Elevação de panturrilha com uma perna só

Como fazer:

– Em pé, com uma das mãos na cintura e a outra apoiada em um suporte.

– Mantenha um dos joelhos ligeiramente flexionado, apoiando o peso do corpo sobre a planta de um pé.

– Com os dedos apontando para frente, levante o calcanhar da perna de apoio o mais alto que puder e quando estiver no alto, faça uma pequena pausa, retornando à posição inicial.

 

Elevação de panturrilha com carga em apenas uma perna

Como fazer:

– Coloque a anilha atrás da cadeira e fique atrás dela, com as mãos no encosto.

– Coloque um dos pés em cima da anilha e deixe o calcanhar para fora, apontando para o chão e a outra perna deve ser cruzada atrás da que está estendida.

– Firme os dedos dos pés na anilha, movimente o calcanhar de apoio para cima e faça uma pequena pausa, em seguida, contraia o músculo da panturrilha e retorne à posição inicial.

 

Elevação da panturrilha com o leg press

Como fazer:

– Ajuste o banco do aparelho de maneira que as pernas fiquem um pouco dobradas, com as pontas dos pés bem firmes na plataforma. Depois, selecione um peso adequado com ajuda do instrutor.

– Levante o peso estendendo os joelhos e com eles esticados, empurre os calcanhares para alongar a panturrilha e retorne a posição inicial.

 

Elevação de panturrilha sentado

Como fazer:

– Sente-se com a postura ereta em um banco ou cadeira, mantendo os pés firmemente apoiados no chão.

– Coloque pesos adequados como halteres sobre os joelhos, para aumentar a resistência.

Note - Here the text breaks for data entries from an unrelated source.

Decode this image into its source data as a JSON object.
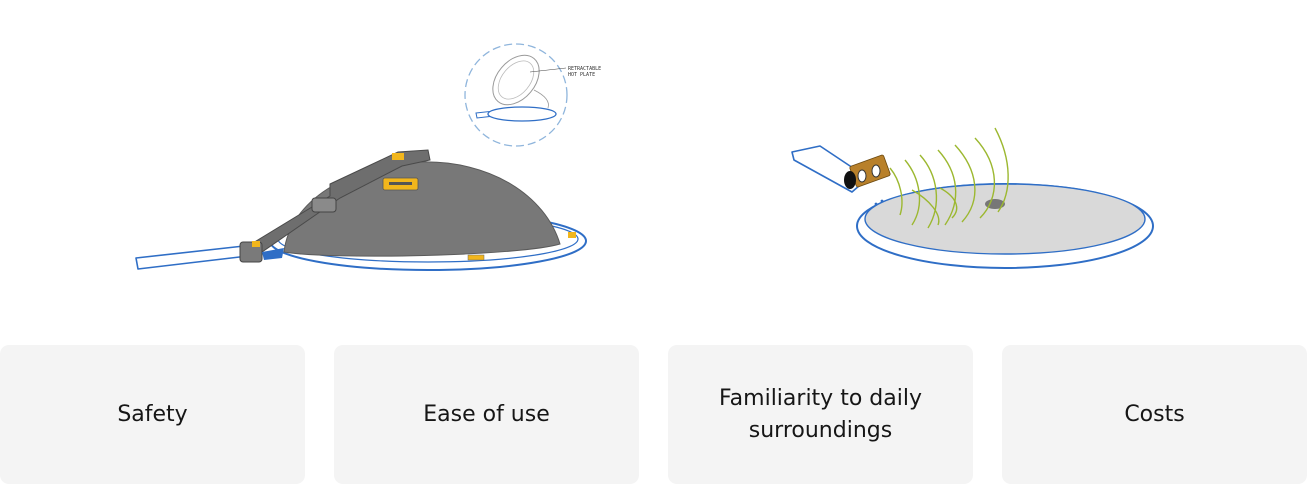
{
  "illustration_left": {
    "inset_label_line1": "RETRACTABLE",
    "inset_label_line2": "HOT PLATE",
    "colors": {
      "outline_blue": "#2f6ec6",
      "lid_gray": "#787878",
      "accent_yellow": "#f2b61c"
    }
  },
  "illustration_right": {
    "colors": {
      "outline_blue": "#2f6ec6",
      "surface_gray": "#d9d9d9",
      "sensor_brown": "#b8802a",
      "wave_green": "#9cb830"
    }
  },
  "criteria": [
    {
      "label": "Safety"
    },
    {
      "label": "Ease of use"
    },
    {
      "label": "Familiarity to daily surroundings"
    },
    {
      "label": "Costs"
    }
  ]
}
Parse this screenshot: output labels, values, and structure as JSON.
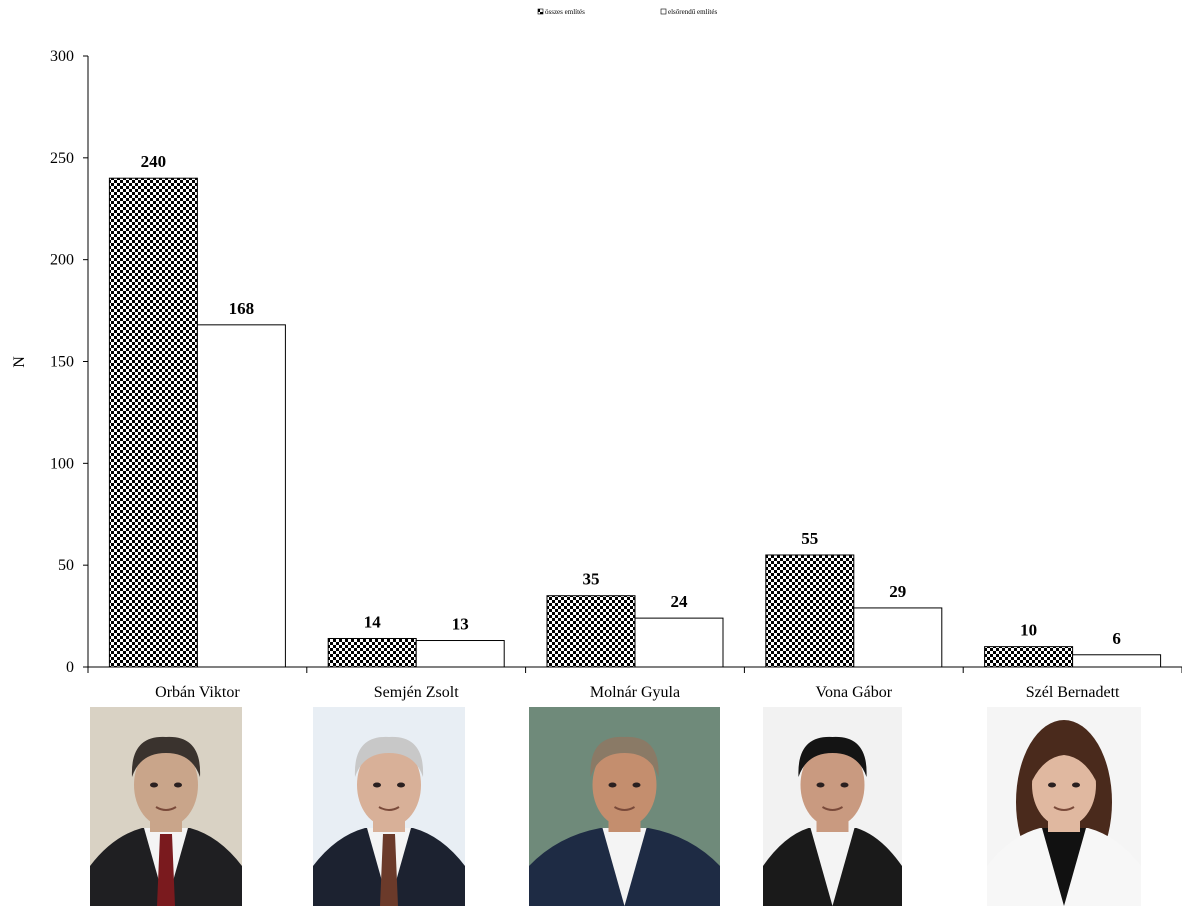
{
  "chart_data": {
    "type": "bar",
    "title": "",
    "xlabel": "",
    "ylabel": "N",
    "ylim": [
      0,
      300
    ],
    "yticks": [
      0,
      50,
      100,
      150,
      200,
      250,
      300
    ],
    "grid": false,
    "legend_position": "top",
    "categories": [
      "Orbán Viktor",
      "Semjén Zsolt",
      "Molnár Gyula",
      "Vona Gábor",
      "Szél Bernadett"
    ],
    "series": [
      {
        "name": "összes említés",
        "values": [
          240,
          14,
          35,
          55,
          10
        ],
        "fill": "checkered"
      },
      {
        "name": "elsőrendű említés",
        "values": [
          168,
          13,
          24,
          29,
          6
        ],
        "fill": "white"
      }
    ]
  },
  "photos": [
    {
      "subject": "Orbán Viktor",
      "bg": "#d9d2c4",
      "suit": "#1f1f22",
      "tie": "#7a1a1e",
      "hair": "#3a332e",
      "skin": "#c9a58a"
    },
    {
      "subject": "Semjén Zsolt",
      "bg": "#e8eef4",
      "suit": "#1c2230",
      "tie": "#6b3a2a",
      "hair": "#c8c8c8",
      "skin": "#d8b098"
    },
    {
      "subject": "Molnár Gyula",
      "bg": "#6f8a7a",
      "suit": "#1e2b44",
      "tie": "#1e2b44",
      "hair": "#8a7a66",
      "skin": "#c48e6e"
    },
    {
      "subject": "Vona Gábor",
      "bg": "#f2f2f2",
      "suit": "#1a1a1a",
      "tie": "#ffffff",
      "hair": "#141414",
      "skin": "#c99a80"
    },
    {
      "subject": "Szél Bernadett",
      "bg": "#f5f5f5",
      "suit": "#f7f7f7",
      "tie": "#111111",
      "hair": "#4a2a1c",
      "skin": "#e0b8a0"
    }
  ]
}
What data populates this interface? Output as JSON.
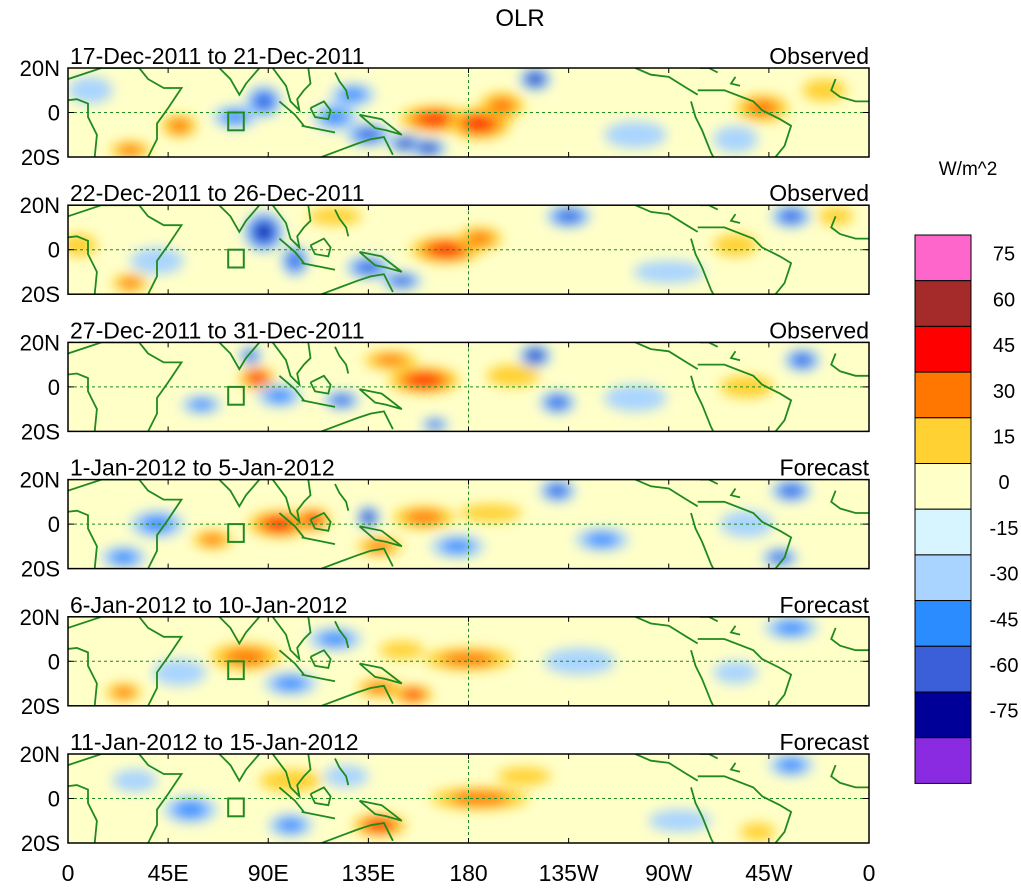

– E com os pés apoiados, faça a elevação dos calcanhares, empurrando os pesos para cima com a força dos músculos da panturrilha.

 

Para saber a quantidade de séries e repetições ideais para você, é importante conversar com algum dos instrutores de nossas academias.

"Não existe uma recomendação específica quanto a carga, número de repetições ou frequência ideal para o treino de panturrilha. No entanto, alguns estudos científicos demonstram que para músculos pequenos de 6-12 séries semanais é o suficiente, porém se deve pensar para quem você vai prescrever 6 séries ou 12 séries", ressaltou.

Leia também: Treino de braços: diga adeus ao "tchauzinho"

Erros comuns ao treinar a panturrilha

  • Não se alongar
  • Não variar o número de repetições
  • Deixar a panturrilha para o final do treino de perna
  • Carregar peso em excesso
  • Pouco tempo de descanso
  • Usar o tênis errado

"Um dos erros mais comuns que percebo, é que as pessoas têm receio de colocar peso para executar os exercícios de panturrilha, com medo de se lesionar ou deixar o músculo hipertrofiado. Para evitar isso se deve ter uma boa instrução profissional e até mesmo incentivo dos professores atuantes na musculação", finalizou.